How-to-Network-in-the-Film-Industry

Let’s say you’re looking to hire a professional. Maybe it’s a doctor, or a plumber, or an auto mechanic. While you can certainly go online and search for someone, you’d probably feel much better getting a referral from a friend or family member. Working on a film project is no different. You want to know that the people you’re working next to are creative, have good attitudes, and a solid work ethic, which is why referrals are so important. When you’re new to LA, the best way to meet new people is to network… but networking in Hollywood isn’t what you think.

Networking conjures up images of stuffy events at which hundreds of suit-clad people plaster smiles on their faces while handing out business cards in an effort to drum up more work.  While this may be the case in some industries, the opposite is true in Hollywood. Networking is about making friends, and fostering real relationships. People want to work with those they trust and enjoy, which is why more deals are made in a bar or on the golf course than at a networking event.

I’d argue that the old adage, “It’s who you know,” should really say, “In Hollywood, it’s about who knows you.” That’s the secret of marketing– get them to come to you.

Networking is about people.  Meeting people, giving to others, bringing a talent to the table, and being pleasant to work with.  When you’re in the film industry, nurture your relationships because you never know where they’ll lead. The best way to network is by having something to give. Volunteer your time, offer to do something for someone, and become valuable to the people with whom you’re working. Helping someone today may not have an immediate impact, but the relationship you nurture will pay dividends in the future.

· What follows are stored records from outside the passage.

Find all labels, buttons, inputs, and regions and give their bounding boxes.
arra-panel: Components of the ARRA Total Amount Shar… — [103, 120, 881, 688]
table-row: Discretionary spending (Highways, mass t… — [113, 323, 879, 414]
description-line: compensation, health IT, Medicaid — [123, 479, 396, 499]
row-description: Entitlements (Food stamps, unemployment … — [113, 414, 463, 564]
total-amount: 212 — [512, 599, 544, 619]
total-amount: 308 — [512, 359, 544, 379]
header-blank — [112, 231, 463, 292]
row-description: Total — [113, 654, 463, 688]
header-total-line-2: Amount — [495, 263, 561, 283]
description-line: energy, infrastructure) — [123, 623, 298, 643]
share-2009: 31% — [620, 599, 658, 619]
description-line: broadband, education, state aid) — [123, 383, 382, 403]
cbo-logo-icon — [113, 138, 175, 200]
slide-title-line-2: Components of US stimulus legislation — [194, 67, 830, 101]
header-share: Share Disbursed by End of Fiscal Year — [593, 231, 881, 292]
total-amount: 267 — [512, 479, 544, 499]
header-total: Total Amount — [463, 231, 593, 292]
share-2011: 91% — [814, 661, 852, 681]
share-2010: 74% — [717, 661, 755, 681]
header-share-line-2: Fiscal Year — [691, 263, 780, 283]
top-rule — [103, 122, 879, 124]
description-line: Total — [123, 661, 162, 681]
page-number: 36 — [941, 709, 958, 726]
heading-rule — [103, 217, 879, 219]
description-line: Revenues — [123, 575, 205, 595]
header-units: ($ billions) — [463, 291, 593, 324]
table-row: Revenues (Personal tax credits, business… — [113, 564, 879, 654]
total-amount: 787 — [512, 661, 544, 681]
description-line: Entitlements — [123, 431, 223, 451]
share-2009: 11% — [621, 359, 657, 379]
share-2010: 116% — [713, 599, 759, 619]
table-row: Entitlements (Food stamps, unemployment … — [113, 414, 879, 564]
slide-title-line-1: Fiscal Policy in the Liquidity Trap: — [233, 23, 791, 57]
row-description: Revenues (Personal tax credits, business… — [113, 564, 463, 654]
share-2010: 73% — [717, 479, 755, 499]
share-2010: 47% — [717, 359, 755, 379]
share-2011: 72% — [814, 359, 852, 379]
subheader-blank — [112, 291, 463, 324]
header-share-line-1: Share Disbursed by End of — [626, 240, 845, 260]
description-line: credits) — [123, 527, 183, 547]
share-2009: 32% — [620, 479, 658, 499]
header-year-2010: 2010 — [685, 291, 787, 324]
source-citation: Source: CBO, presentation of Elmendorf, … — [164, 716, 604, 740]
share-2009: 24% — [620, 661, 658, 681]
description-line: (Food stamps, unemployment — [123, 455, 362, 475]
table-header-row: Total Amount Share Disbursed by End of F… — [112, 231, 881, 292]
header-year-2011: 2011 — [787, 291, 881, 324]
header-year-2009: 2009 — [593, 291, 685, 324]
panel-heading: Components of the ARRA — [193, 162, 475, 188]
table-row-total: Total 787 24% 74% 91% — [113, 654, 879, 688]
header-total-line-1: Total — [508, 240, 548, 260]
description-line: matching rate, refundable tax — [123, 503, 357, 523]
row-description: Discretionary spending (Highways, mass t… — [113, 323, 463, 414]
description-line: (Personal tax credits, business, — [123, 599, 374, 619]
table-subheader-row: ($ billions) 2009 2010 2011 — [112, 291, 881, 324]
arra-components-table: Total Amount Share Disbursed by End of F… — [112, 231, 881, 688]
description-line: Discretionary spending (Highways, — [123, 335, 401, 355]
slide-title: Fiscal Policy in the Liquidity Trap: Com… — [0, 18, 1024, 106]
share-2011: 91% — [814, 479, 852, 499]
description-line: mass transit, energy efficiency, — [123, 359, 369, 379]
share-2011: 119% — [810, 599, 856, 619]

  • Don’t wear your desperation on your sleeve.  There are a lot of people in LA who are looking for their next job and the need it desperately. You will absolutely meet them. You will meet at a party and within 30- seconds they will pitch you a screenplay idea, try to find out what you do and if you can help them, and try to figure out who you know and to whom you can introduce them.  Don’t be like these people. No one likes them.
  • Call your contacts when things are going well to check in, not just when you need something – If you are working, check in with your friends and acquaintances to see how they are doing.  It’s common to hear from someone when they want something from you, but it’s flattering when they call to simply see how you’re doing.
  • Bring something to the table – People will be more inclined to help you if you offer them something first.  Offer to read their screenplay, watch a rough cut of their short film, check out their website, or like a blog post they wrote.  Giving of your time and talents is the best way to see that generosity reciprocated.
  • Surround yourself with the people you want to be like – There are a ton of people in LA, from the ultra rich and successful to the downright broke and desperate.  While misery loves company, it won’t help you get to the next level.  Surround yourself with other successful people.  Talk to them, learn from them, and become part of a network that empowers you.
  • Help others – Volunteering your time on someone’s film, lending a camera or gear, or reading someone’s script is a great way to show you care about them and their project, and people will remember that.
  • Attend trade shows – There are dozens of events, equipment demos, and trade shows that are well-attended by professionals. They are an informal and comfortable way to meet other filmmakers and vendors.
  • Attend workshops – Many camera, lighting, sound, and post vendors host open houses and hands-on training seminars as a way of educating filmmakers about their new products. These are often low cost or free and attract other professionals.

The best way to network is to get yourself out there. Attend film festivals, industry events, trade shows, and vendor events. Look out for rental companies that host open houses. Go to industry screenings and premieres. From there, talk to everyone and learn their story.

LA is an incredibly social city. People throw pool parties and barbecues, house parties and dinners. They go out to the beach and to local bars. This is where the real networking happens. Someone will mention a project over a drink, or you may overhear a friend looking to hire a crew person. This is where recommendations are made and deals happen.